The costs for developing content are artificially too high due to a lack of available, or reluctance to use, standard but flexible ISD process, content configuration rules, tools, and templates, and to employ a rationale content reuse strategy and approach. The end result of not doing that is inadvertent but unavoidable redundant content development efforts that will cause higher “first costs” than necessary and will lead to higher “life-cycle costs,” some of which are explained in the following four issues.

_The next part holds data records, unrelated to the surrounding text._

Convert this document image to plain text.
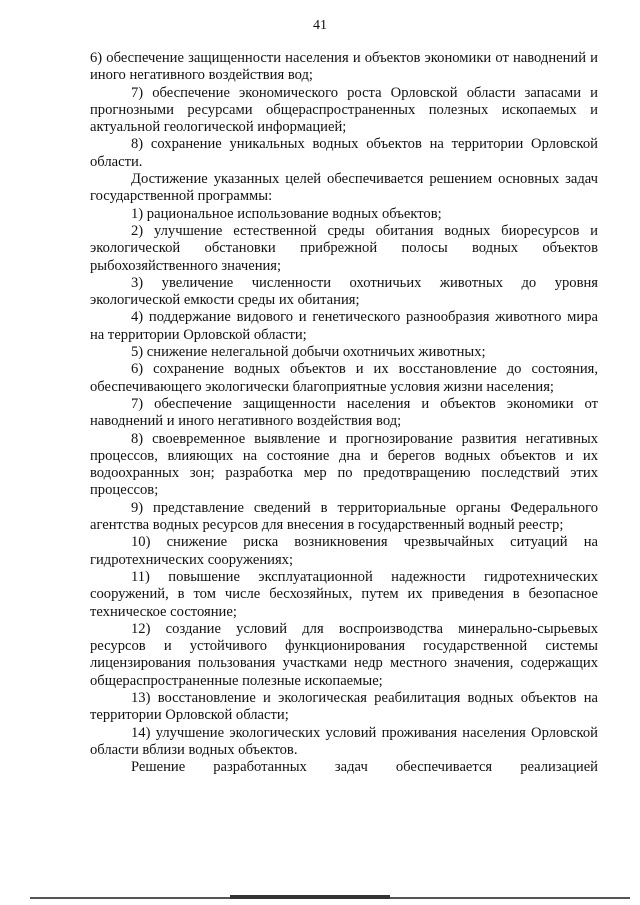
41

6) обеспечение защищенности населения и объектов экономики от наводнений и иного негативного воздействия вод;

7) обеспечение экономического роста Орловской области запасами и прогнозными ресурсами общераспространенных полезных ископаемых и актуальной геологической информацией;

8) сохранение уникальных водных объектов на территории Орловской области.

Достижение указанных целей обеспечивается решением основных задач государственной программы:

1) рациональное использование водных объектов;

2) улучшение естественной среды обитания водных биоресурсов и экологической обстановки прибрежной полосы водных объектов рыбохозяйственного значения;

3) увеличение численности охотничьих животных до уровня экологической емкости среды их обитания;

4) поддержание видового и генетического разнообразия животного мира на территории Орловской области;

5) снижение нелегальной добычи охотничьих животных;

6) сохранение водных объектов и их восстановление до состояния, обеспечивающего экологически благоприятные условия жизни населения;

7) обеспечение защищенности населения и объектов экономики от наводнений и иного негативного воздействия вод;

8) своевременное выявление и прогнозирование развития негативных процессов, влияющих на состояние дна и берегов водных объектов и их водоохранных зон; разработка мер по предотвращению последствий этих процессов;

9) представление сведений в территориальные органы Федерального агентства водных ресурсов для внесения в государственный водный реестр;

10) снижение риска возникновения чрезвычайных ситуаций на гидротехнических сооружениях;

11) повышение эксплуатационной надежности гидротехнических сооружений, в том числе бесхозяйных, путем их приведения в безопасное техническое состояние;

12) создание условий для воспроизводства минерально-сырьевых ресурсов и устойчивого функционирования государственной системы лицензирования пользования участками недр местного значения, содержащих общераспространенные полезные ископаемые;

13) восстановление и экологическая реабилитация водных объектов на территории Орловской области;

14) улучшение экологических условий проживания населения Орловской области вблизи водных объектов.

Решение разработанных задач обеспечивается реализацией
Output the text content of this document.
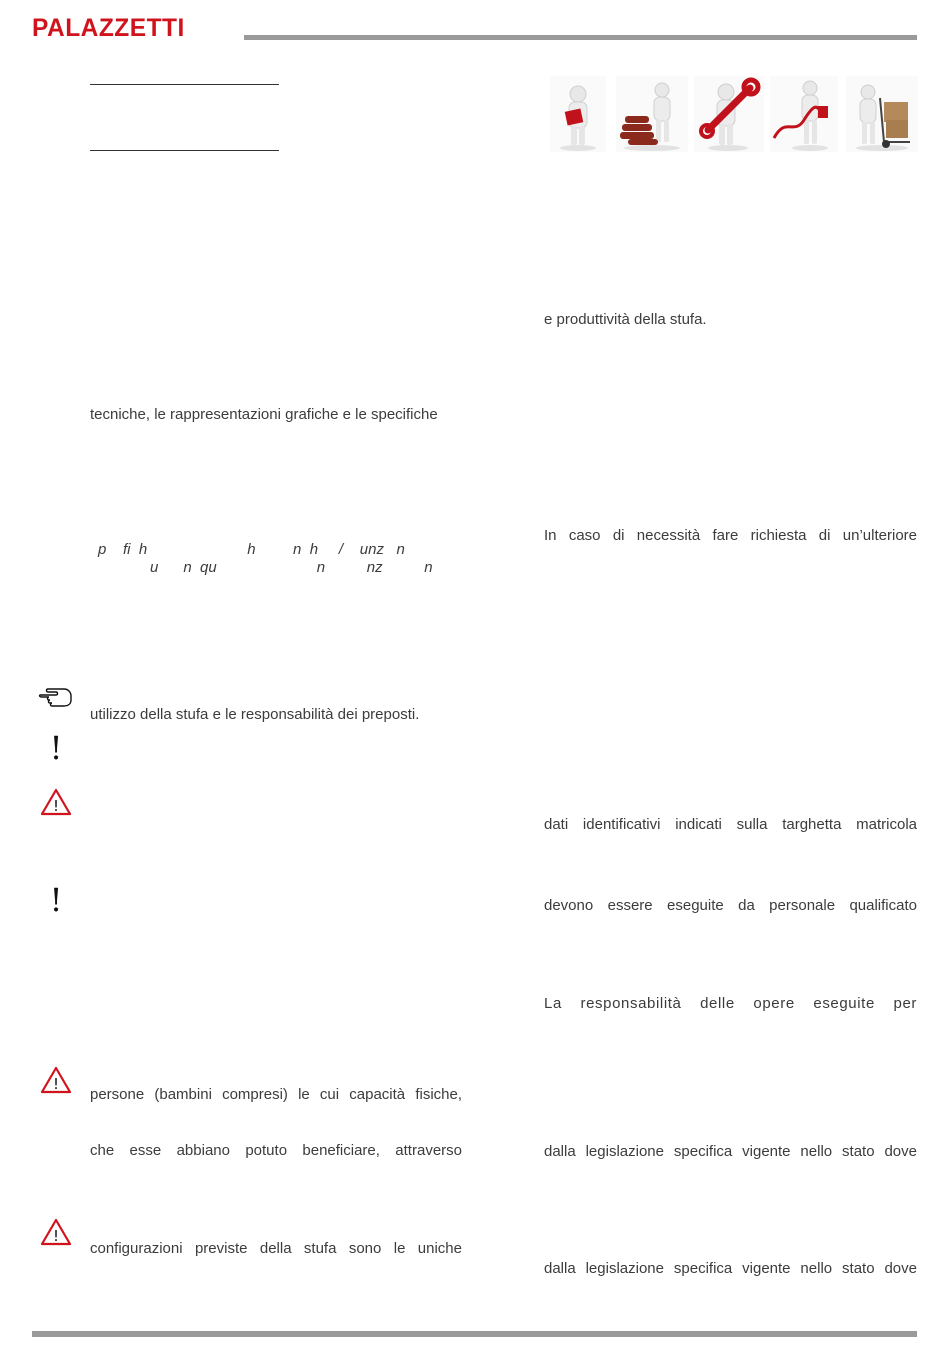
PALAZZETTI
tecniche, le rappresentazioni grafiche e le specifiche
p    fi  h                        h         n  h     /    unz   n
u      n  qu                        n          nz          n
utilizzo della stufa e le responsabilità dei preposti.
persone (bambini compresi) le cui capacità fisiche,
che esse abbiano potuto beneficiare, attraverso
configurazioni previste della stufa sono le uniche
!
!
!
!
!
e produttività della stufa.
In caso di necessità fare richiesta di un’ulteriore
dati identificativi indicati sulla targhetta matricola
devono essere eseguite da personale qualificato
La responsabilità delle opere eseguite per
dalla legislazione specifica vigente nello stato dove
dalla legislazione specifica vigente nello stato dove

The costs for storing and retrieving content are too high due to lack of a rational, logical “Dewey decimal system” for products and their subassemblies, much like the bar coding SKU (stock keeping unit) schemes in place everywhere in our daily, personal lives. If content exists within your current, total product line, can anyone find it quickly for reuse or maintenance?

The costs are too high for communications and marketing, registration, scheduling (for those T&D products needing to be scheduled), or ordering (for those T&D products that need to be ordered) because the product line of T&D for any target audience is overlapped, gapped, and a mess in general, and it is hard to present as a unified system of instruction.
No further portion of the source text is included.